Recherche en cours sur les interventions en cas de surdose

Davantage d’interventions sont nécessaires pour réduire les taux de surdose, car il n’existe actuellement aucun médicament approuvé par la Food and Drug Administration (FDA) pour traiter les troubles liés à l’usage de méthamphétamine.dit Volkow. Les scientifiques étudient également les effets de la naltrexone et du bupropion sur les personnes souffrant de troubles liés à la consommation de méthamphétamine.

Des stratégies thérapeutiques comme la gestion des contingences,un type de thérapie comportementale où les gens sont positivement renforcés pour changer de comportement peut donner des résultats positifs, ajoute-t-elle.
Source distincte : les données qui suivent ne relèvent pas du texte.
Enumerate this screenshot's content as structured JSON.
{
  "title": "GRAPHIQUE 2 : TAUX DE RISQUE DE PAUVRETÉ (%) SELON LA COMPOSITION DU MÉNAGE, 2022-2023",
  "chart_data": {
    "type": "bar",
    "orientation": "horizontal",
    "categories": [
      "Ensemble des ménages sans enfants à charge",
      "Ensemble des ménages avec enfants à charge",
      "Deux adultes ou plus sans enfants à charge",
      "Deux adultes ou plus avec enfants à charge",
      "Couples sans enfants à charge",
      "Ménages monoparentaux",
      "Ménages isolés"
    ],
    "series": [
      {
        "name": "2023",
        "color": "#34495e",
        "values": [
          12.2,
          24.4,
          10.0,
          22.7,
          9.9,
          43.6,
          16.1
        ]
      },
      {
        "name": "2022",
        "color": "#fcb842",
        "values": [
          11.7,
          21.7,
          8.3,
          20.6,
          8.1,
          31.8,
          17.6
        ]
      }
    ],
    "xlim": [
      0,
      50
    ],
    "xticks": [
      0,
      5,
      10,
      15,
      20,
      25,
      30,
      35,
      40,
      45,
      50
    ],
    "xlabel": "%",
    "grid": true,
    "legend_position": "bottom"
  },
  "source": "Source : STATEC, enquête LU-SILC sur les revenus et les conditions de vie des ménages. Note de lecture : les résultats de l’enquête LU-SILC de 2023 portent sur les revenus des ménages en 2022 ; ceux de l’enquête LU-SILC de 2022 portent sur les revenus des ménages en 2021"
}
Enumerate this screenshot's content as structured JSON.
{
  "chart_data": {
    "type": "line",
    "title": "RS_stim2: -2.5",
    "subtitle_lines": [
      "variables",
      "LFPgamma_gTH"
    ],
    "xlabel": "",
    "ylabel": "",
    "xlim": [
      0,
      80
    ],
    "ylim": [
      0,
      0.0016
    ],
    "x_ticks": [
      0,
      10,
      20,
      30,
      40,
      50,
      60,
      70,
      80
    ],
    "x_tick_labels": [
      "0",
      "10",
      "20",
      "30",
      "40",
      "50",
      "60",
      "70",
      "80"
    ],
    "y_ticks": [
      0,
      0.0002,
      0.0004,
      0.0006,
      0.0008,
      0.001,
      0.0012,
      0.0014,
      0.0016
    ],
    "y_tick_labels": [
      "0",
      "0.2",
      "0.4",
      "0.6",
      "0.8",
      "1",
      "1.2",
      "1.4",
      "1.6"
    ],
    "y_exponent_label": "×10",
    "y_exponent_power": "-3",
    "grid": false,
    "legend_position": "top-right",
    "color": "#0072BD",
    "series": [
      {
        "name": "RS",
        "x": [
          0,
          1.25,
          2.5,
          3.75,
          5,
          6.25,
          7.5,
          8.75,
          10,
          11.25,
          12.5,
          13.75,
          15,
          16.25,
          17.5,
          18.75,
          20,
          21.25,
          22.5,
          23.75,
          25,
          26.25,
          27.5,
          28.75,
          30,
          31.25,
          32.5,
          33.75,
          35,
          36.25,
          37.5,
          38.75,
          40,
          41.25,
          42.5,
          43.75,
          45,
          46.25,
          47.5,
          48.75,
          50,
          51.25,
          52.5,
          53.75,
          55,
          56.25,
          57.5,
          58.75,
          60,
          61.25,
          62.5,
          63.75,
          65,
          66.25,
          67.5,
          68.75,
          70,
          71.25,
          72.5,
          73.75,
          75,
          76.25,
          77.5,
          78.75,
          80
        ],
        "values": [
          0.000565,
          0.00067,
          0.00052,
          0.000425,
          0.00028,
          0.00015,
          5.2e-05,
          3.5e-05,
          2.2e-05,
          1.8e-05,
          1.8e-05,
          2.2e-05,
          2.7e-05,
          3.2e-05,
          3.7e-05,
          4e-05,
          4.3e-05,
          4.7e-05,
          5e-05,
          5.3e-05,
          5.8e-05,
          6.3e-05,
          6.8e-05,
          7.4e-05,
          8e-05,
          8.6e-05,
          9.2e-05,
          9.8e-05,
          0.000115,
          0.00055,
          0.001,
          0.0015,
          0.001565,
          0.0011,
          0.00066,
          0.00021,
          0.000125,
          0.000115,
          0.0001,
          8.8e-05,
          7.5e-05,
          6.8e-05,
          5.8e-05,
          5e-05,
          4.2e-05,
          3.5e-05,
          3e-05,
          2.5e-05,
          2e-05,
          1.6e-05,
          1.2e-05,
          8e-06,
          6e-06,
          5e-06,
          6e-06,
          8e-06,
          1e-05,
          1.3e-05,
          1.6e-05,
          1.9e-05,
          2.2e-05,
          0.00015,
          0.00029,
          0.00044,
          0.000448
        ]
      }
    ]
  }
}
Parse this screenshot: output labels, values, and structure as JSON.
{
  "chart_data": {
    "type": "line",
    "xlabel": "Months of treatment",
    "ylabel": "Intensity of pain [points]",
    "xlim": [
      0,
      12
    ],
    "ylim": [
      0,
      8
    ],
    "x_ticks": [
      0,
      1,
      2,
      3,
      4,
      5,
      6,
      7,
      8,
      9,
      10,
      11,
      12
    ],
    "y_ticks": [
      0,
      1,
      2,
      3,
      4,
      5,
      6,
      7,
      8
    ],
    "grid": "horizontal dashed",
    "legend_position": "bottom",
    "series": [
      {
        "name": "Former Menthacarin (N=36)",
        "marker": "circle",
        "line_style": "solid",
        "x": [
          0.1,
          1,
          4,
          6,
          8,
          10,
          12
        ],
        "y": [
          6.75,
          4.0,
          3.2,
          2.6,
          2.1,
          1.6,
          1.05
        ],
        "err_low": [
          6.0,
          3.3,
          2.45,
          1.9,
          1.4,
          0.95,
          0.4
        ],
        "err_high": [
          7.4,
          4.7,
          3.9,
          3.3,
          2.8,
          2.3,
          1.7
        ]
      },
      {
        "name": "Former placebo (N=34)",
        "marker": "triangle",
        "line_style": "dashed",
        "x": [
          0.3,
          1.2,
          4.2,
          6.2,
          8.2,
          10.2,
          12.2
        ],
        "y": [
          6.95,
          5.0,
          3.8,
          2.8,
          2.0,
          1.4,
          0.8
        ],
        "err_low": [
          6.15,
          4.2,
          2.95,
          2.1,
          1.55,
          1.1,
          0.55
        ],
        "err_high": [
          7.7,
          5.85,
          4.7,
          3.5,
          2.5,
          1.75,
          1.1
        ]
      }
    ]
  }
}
Malheureusement, cela ne peut pas sauver une personne qui fait activement une surdose.

“Si quelqu’un se présente aux urgences avec une surdose de méthamphétamine, nous n’avons aucun médicament pour résoudre ce problème”, explique Volkow.

NIDA soutient actuellement une étude qui examine dans quelle mesure les anticorps monoclonaux pourraient agir contre les surdoses de méthamphétamine.Les anticorps peuvent empêcher la drogue de pénétrer dans le cerveau de l’utilisateur, l’empêchant ainsi de produire des effets physiques nocifs et des qualités addictives. 

“Si vous avez des anticorps, vous ne ressentirez rien”, explique Volkow. “Ce qui est important, c’est que votre cerveau apprendra que ce médicament ne diminue plus votre envie ; il est inefficace. À mesure qu’il en apprend de plus en plus, il commence à passer de cette envie à ce désir de rechercher cette drogue.”

Des études similaires sont en cours pour voir dans quelle mesure un vaccin pourrait agir contre la toxicité de la méthamphétamine.Le vaccin est similaire au traitement par anticorps proposé, mais il apprendrait au corps à générer des anticorps à la place. En comparant les deux méthodes, les anticorps monoclonaux pourraient induire une réponse plus robuste, explique Volkow.

Si les patients ne sont pas prêts à devenir sobres, ils peuvent se tourner vers une autre drogue ou augmenter leur consommation de méthamphétamine pour essayer de se sentir « défoncés », ce qui serait dangereux, ajoute-t-elle. En conséquence, le traitement peut ne pas être efficace pour une personne qui n’est pas prête à mettre fin à sa dépendance et doit être suivi volontairement.

La phase 2a de l’étude clinique sur l’utilisation d’anticorps pour la toxicité de la méthamphétamine devrait s’achever d’ici septembre 2022.

Ce que cela signifie pour vous
Les drogues illégales sur le marché noir, comme les opioïdes ou les stimulants, peuvent être mélangées à du fentanyl ou de la méthamphétamine. Utilisez uniquement des médicaments prescrits par un professionnel de la santé et achetez-les dans des pharmacies agréées pour rester en sécurité.